Tailored CBT reduces depression, distress in type 2 diabetes
medwireNews: A patient-specific cognitive behavioral therapy (CBT) and lifestyle counseling intervention can significantly improve psychological outcomes in type 2 diabetes patients with depression and/or regimen-related distress (RRD), say researchers.
Compared with usual care, the intervention also significantly improved self-care behaviors and led to clinically relevant reductions in glycated hemoglobin (HbA1c), Doyle Cummings (East Carolina University, Greenville, North Carolina, USA) and co-authors report in Diabetes Care.
They explain that the intervention, which took place at a rural primary care practice in the southeastern United States, involved 16 sessions of behavioral treatment tailored to each patient’s baseline level of distress (measured by the Diabetes Distress Scale [DDS]-17) and depression (measured by the Patient Health Questionnaire-9).

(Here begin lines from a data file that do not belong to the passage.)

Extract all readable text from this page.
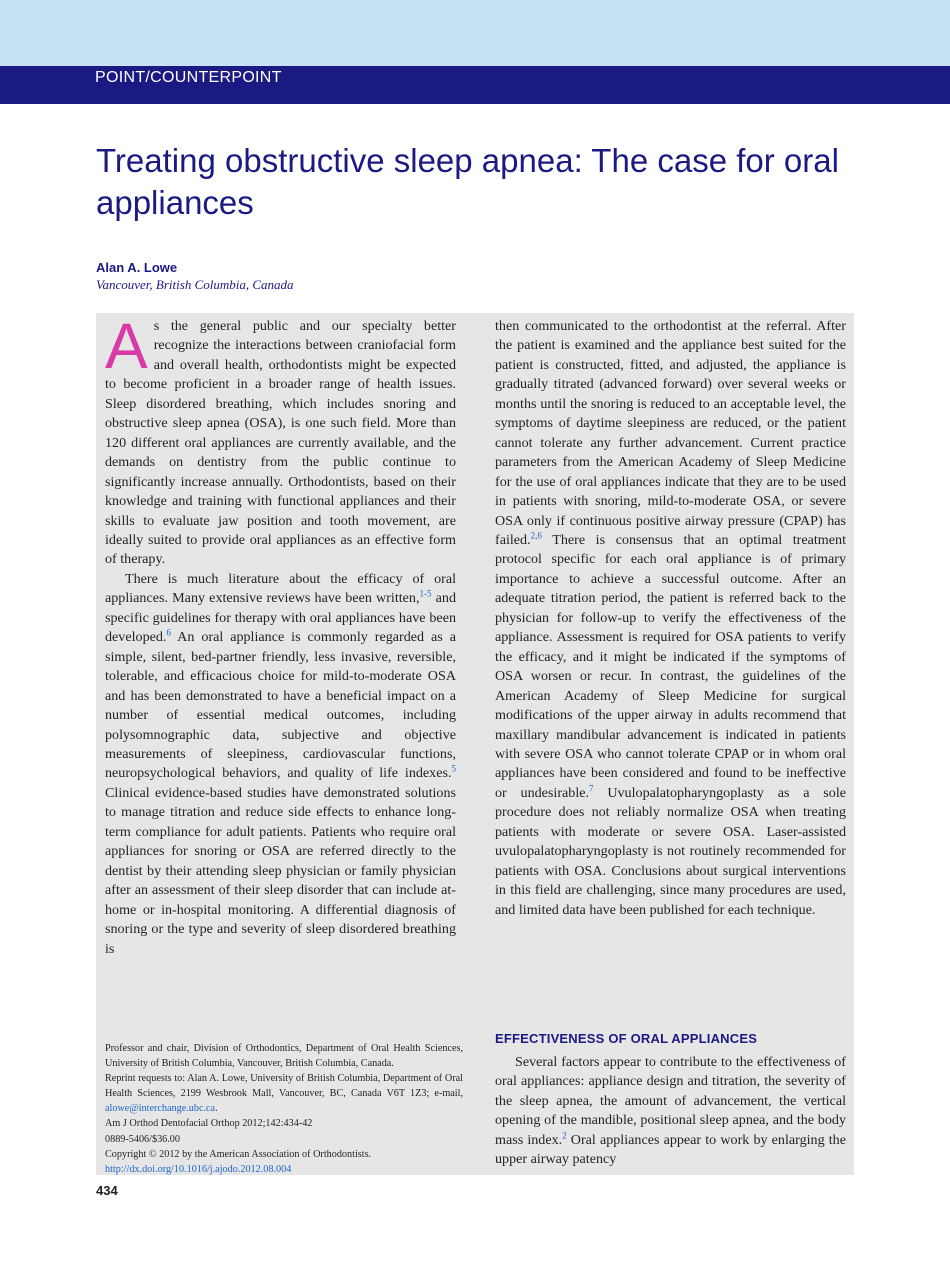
POINT/COUNTERPOINT
Treating obstructive sleep apnea: The case for oral appliances
Alan A. Lowe
Vancouver, British Columbia, Canada

As the general public and our specialty better recognize the interactions between craniofacial form and overall health, orthodontists might be expected to become proficient in a broader range of health issues. Sleep disordered breathing, which includes snoring and obstructive sleep apnea (OSA), is one such field. More than 120 different oral appliances are currently available, and the demands on dentistry from the public continue to significantly increase annually. Orthodontists, based on their knowledge and training with functional appliances and their skills to evaluate jaw position and tooth movement, are ideally suited to provide oral appliances as an effective form of therapy.

There is much literature about the efficacy of oral appliances. Many extensive reviews have been written,$^{1-5}$ and specific guidelines for therapy with oral appliances have been developed.$^6$ An oral appliance is commonly regarded as a simple, silent, bed-partner friendly, less invasive, reversible, tolerable, and efficacious choice for mild-to-moderate OSA and has been demonstrated to have a beneficial impact on a number of essential medical outcomes, including polysomnographic data, subjective and objective measurements of sleepiness, cardiovascular functions, neuropsychological behaviors, and quality of life indexes.$^5$ Clinical evidence-based studies have demonstrated solutions to manage titration and reduce side effects to enhance long-term compliance for adult patients. Patients who require oral appliances for snoring or OSA are referred directly to the dentist by their attending sleep physician or family physician after an assessment of their sleep disorder that can include at-home or in-hospital monitoring. A differential diagnosis of snoring or the type and severity of sleep disordered breathing is

then communicated to the orthodontist at the referral. After the patient is examined and the appliance best suited for the patient is constructed, fitted, and adjusted, the appliance is gradually titrated (advanced forward) over several weeks or months until the snoring is reduced to an acceptable level, the symptoms of daytime sleepiness are reduced, or the patient cannot tolerate any further advancement. Current practice parameters from the American Academy of Sleep Medicine for the use of oral appliances indicate that they are to be used in patients with snoring, mild-to-moderate OSA, or severe OSA only if continuous positive airway pressure (CPAP) has failed.$^{2,6}$ There is consensus that an optimal treatment protocol specific for each oral appliance is of primary importance to achieve a successful outcome. After an adequate titration period, the patient is referred back to the physician for follow-up to verify the effectiveness of the appliance. Assessment is required for OSA patients to verify the efficacy, and it might be indicated if the symptoms of OSA worsen or recur. In contrast, the guidelines of the American Academy of Sleep Medicine for surgical modifications of the upper airway in adults recommend that maxillary mandibular advancement is indicated in patients with severe OSA who cannot tolerate CPAP or in whom oral appliances have been considered and found to be ineffective or undesirable.$^7$ Uvulopalatopharyngoplasty as a sole procedure does not reliably normalize OSA when treating patients with moderate or severe OSA. Laser-assisted uvulopalatopharyngoplasty is not routinely recommended for patients with OSA. Conclusions about surgical interventions in this field are challenging, since many procedures are used, and limited data have been published for each technique.

EFFECTIVENESS OF ORAL APPLIANCES

Several factors appear to contribute to the effectiveness of oral appliances: appliance design and titration, the severity of the sleep apnea, the amount of advancement, the vertical opening of the mandible, positional sleep apnea, and the body mass index.$^2$ Oral appliances appear to work by enlarging the upper airway patency

Professor and chair, Division of Orthodontics, Department of Oral Health Sciences, University of British Columbia, Vancouver, British Columbia, Canada.
Reprint requests to: Alan A. Lowe, University of British Columbia, Department of Oral Health Sciences, 2199 Wesbrook Mall, Vancouver, BC, Canada V6T 1Z3; e-mail, alowe@interchange.ubc.ca.
Am J Orthod Dentofacial Orthop 2012;142:434-42
0889-5406/$36.00
Copyright © 2012 by the American Association of Orthodontists.
http://dx.doi.org/10.1016/j.ajodo.2012.08.004
434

Patients with lower levels of distress and depression received small-changes lifestyle coaching, while those with higher levels received CBT, all delivered by a team of trained behavioral providers. Each session lasted between 30 and 60 minutes and all patients were re-evaluated after 6 months, with the intervention intensity adjusted at this point if necessary.
After 12 months, mean glycated hemoglobin (HbA1c) had fallen by 0.92%, from a baseline of 9.8%, in the 67 patients who received the intervention, and by 0.31%, from a baseline of 9.4%, among the 72 patients who received usual care.
And although the difference between the groups did not reach statistical significance, the investigators describe the fall observed in the intervention group as “clinically significant, particularly for patients living within a rural geographical region with historically high rates of diabetes morbidity and mortality.”
By contrast, the team found that intervention patients experienced significantly greater reductions than usual care patients in depressive symptoms (3.39 vs 0.90 points) and RRD (1.12 vs 0.31 points) as well as significantly greater improvements in self-care behaviors (1.10 vs 0.58 points on the Summary of Diabetes Self-care Activities scale) and medication adherence (1.00 vs 0.17 points on a self-reported scale).
Furthermore, improvements in HbA1c significantly correlated with improvements in RRD and medication adherence.
Of note, the majority (73.7%) of study participants were African American and women (77.7%) but the researchers found that similar results were observed regardless of race or sex.
Cummings et al conclude: “Taken together, the current study is among one of the only randomized trials demonstrating that a tailored, integrated care model can result in improvements in both behavioral and glycemic outcomes in a rural primary care setting.”
However, they add that “despite the improvement in HbA1c, mean values remained substantially above target at 12 months follow-up, and more aggressive pharmacologic treatment may be needed as psychological symptoms are reduced.”
“Therefore, continuing to develop treatment models that integrate both medical and behavioral care in order to maximize treatment outcomes is critical.”